One of the darker sides of social media is the tendency to constantly compare your life with those around you.
While on the one hand, it’s nice to be able to connect with pals, do a little self-promo or get inspiration from like-minded folk, the flip-side is that social media platforms provide a vantage point to see what everyone else is doing around you, too.
I think back to when I was in my early twenties with a very successful career in fashion buying. Facebook had just been invented, but I didn’t have an account. Thought it was some kind of ‘Murrrrrican High School thing that wouldn’t catch on, lol. Twitter and Instagram didn’t even exist.
I had a company car, was regularly flying business-class on international buying trips, and handling multi-million pound budgets. I recall arriving at a hotel in Lake Como, Italy, once. I removed my (not fake) Chanel shades to survey the scene. It was a beautiful sunny day, my room overlooked the lake and I felt very, very content.
I was confident, self-assured, focused and extremely happy with my lot. Yes, I’d worked hard to get where I was but I wasn’t clouded by self-doubt or distracted by what (I thought) my peers were doing, or how much they were earning.

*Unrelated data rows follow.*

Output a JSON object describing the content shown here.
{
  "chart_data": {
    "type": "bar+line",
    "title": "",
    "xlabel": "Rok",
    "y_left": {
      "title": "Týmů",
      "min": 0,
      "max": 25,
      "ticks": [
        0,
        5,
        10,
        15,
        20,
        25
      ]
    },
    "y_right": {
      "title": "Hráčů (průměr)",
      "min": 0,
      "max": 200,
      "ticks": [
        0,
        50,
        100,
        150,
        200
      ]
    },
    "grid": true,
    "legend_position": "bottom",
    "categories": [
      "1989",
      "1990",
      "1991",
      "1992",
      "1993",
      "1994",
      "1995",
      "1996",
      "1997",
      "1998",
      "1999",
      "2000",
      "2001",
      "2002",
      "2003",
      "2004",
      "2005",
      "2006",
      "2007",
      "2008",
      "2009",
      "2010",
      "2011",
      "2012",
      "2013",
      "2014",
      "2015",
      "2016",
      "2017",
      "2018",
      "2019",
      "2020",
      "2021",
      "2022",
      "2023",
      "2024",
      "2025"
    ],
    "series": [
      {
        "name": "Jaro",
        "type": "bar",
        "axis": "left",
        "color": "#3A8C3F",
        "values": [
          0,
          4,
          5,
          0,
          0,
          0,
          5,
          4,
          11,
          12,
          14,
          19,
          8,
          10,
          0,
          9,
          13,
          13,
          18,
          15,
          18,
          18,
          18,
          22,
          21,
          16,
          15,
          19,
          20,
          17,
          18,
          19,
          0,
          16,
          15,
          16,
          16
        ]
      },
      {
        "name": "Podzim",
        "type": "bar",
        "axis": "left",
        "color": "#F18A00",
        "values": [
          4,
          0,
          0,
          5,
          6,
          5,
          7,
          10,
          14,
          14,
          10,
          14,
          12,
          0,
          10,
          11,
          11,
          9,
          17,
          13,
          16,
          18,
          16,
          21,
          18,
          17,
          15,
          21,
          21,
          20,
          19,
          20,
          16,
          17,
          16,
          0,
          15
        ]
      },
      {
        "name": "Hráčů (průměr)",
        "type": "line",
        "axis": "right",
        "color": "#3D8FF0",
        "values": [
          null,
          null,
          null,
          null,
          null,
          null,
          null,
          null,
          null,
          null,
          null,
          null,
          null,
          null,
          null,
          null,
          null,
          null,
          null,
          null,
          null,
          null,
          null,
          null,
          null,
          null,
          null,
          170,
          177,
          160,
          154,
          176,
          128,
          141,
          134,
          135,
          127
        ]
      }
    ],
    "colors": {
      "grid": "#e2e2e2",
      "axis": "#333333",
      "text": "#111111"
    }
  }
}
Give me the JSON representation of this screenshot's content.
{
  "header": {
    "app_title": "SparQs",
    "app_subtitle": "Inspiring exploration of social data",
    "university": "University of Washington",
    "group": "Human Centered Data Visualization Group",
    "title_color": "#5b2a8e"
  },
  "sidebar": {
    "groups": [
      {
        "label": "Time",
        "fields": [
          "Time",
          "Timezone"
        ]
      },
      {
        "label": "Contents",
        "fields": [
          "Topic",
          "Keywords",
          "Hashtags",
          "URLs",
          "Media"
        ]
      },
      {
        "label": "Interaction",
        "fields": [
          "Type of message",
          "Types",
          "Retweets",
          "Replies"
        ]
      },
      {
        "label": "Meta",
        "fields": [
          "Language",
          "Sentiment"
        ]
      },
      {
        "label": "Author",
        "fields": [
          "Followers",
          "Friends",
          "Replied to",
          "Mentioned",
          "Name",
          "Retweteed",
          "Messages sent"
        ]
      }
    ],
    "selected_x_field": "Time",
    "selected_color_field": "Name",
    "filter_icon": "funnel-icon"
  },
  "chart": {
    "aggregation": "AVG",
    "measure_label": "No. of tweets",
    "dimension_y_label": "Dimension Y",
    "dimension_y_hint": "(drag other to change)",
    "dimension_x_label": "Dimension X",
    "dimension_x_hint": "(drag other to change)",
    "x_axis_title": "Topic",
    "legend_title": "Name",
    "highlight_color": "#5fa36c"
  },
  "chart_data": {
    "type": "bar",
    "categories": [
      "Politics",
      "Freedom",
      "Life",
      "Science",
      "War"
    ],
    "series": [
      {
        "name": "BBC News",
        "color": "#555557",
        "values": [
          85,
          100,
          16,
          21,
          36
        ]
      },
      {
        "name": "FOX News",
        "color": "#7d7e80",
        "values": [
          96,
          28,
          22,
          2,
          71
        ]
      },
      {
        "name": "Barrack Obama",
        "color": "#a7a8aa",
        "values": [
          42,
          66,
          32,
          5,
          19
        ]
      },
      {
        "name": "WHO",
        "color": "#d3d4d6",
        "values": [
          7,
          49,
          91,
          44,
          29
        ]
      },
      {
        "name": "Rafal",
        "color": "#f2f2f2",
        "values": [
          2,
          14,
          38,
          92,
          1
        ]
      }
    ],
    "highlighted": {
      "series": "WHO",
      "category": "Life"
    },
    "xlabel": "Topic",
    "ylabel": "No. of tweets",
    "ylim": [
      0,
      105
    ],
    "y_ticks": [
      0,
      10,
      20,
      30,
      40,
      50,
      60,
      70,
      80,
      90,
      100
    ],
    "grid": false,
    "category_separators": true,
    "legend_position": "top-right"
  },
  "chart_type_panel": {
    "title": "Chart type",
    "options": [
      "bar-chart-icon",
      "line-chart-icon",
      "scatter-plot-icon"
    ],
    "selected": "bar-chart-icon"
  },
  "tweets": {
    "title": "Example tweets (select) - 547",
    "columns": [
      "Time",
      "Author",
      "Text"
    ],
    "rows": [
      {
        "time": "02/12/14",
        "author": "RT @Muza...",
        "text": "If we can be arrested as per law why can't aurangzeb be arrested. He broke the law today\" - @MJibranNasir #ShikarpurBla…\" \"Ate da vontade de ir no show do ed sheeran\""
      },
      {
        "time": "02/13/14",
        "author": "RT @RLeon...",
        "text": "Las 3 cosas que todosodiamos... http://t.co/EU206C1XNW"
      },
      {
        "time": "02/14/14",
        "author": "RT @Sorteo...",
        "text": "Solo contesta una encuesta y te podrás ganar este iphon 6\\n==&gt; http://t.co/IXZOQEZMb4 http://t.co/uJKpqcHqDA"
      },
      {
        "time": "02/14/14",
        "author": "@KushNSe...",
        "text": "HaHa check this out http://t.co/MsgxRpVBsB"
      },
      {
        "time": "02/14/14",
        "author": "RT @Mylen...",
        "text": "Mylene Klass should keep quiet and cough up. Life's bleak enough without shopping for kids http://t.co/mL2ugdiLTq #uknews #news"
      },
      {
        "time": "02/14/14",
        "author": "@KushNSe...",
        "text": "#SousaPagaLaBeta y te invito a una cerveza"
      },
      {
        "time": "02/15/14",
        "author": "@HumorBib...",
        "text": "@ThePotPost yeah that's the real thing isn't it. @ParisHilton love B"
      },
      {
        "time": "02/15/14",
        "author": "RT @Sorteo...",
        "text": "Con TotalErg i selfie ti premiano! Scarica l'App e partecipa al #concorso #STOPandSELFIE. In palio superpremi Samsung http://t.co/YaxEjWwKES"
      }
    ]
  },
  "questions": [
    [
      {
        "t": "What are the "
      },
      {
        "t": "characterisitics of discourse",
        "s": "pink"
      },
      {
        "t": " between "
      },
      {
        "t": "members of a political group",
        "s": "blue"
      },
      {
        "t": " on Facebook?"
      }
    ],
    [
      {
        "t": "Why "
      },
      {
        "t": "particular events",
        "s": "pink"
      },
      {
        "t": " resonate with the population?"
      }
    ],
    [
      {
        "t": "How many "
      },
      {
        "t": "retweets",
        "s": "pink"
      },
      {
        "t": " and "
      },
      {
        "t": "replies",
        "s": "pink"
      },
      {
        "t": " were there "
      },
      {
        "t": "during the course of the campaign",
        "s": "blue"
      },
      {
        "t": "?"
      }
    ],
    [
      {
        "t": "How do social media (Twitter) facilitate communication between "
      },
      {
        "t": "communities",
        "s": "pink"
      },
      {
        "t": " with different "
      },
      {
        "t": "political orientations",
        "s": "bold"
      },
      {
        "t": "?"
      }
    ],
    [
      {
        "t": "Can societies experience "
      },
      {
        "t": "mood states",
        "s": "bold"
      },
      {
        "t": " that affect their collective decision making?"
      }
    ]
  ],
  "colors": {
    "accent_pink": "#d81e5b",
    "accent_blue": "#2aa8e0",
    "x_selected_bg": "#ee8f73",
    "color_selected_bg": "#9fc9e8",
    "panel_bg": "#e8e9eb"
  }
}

Aside from the sheer, ballsy confidence of simply being a young sass-pot, I can only attribute my ‘zero f*cks’ demeanour to the fact that I simply didn’t know what my peers were doing.
Without social media to give me a glimpse into their world, my focus remained firmly on mine.
So I’m trying to take this approach in the present day. It’s one of the main reasons I’ve deleted Snapchat completely and refuse to use Insta Stories. I’ve also deleted the Facebook app off my phone completely, so I’ll only browse occasionally, when on my desktop.
While I’m happy for the success of my friends and peers, and will always be a cheerleader, supporting them when I can, I’m also remembering to stay in my own lane.
That is, to not get side-tracked from the goals I’ve set for myself (I have a tendency to take inspiration from EVERYONE and think, “I can do that!” – which may be so, but you can’t do ALL the things, all at once).
I’m sure I’ll be writing more on this topic, as in this digital age, learning how to to swerve self-comparison is the Holy Grail of social media.
For now, I feel like the answer, as with many things, is interaction and collaboration – of the human kind. You don’t have to do everything on your own.
Secondly, if you speak to the people you envy, you’ll often find there is a backstory, full of obstacles, sacrifices and sheer hard work getting them to the position on the pedestal you’ve put them on.
Thirdly, you’ll probably find they’re envious of YOU.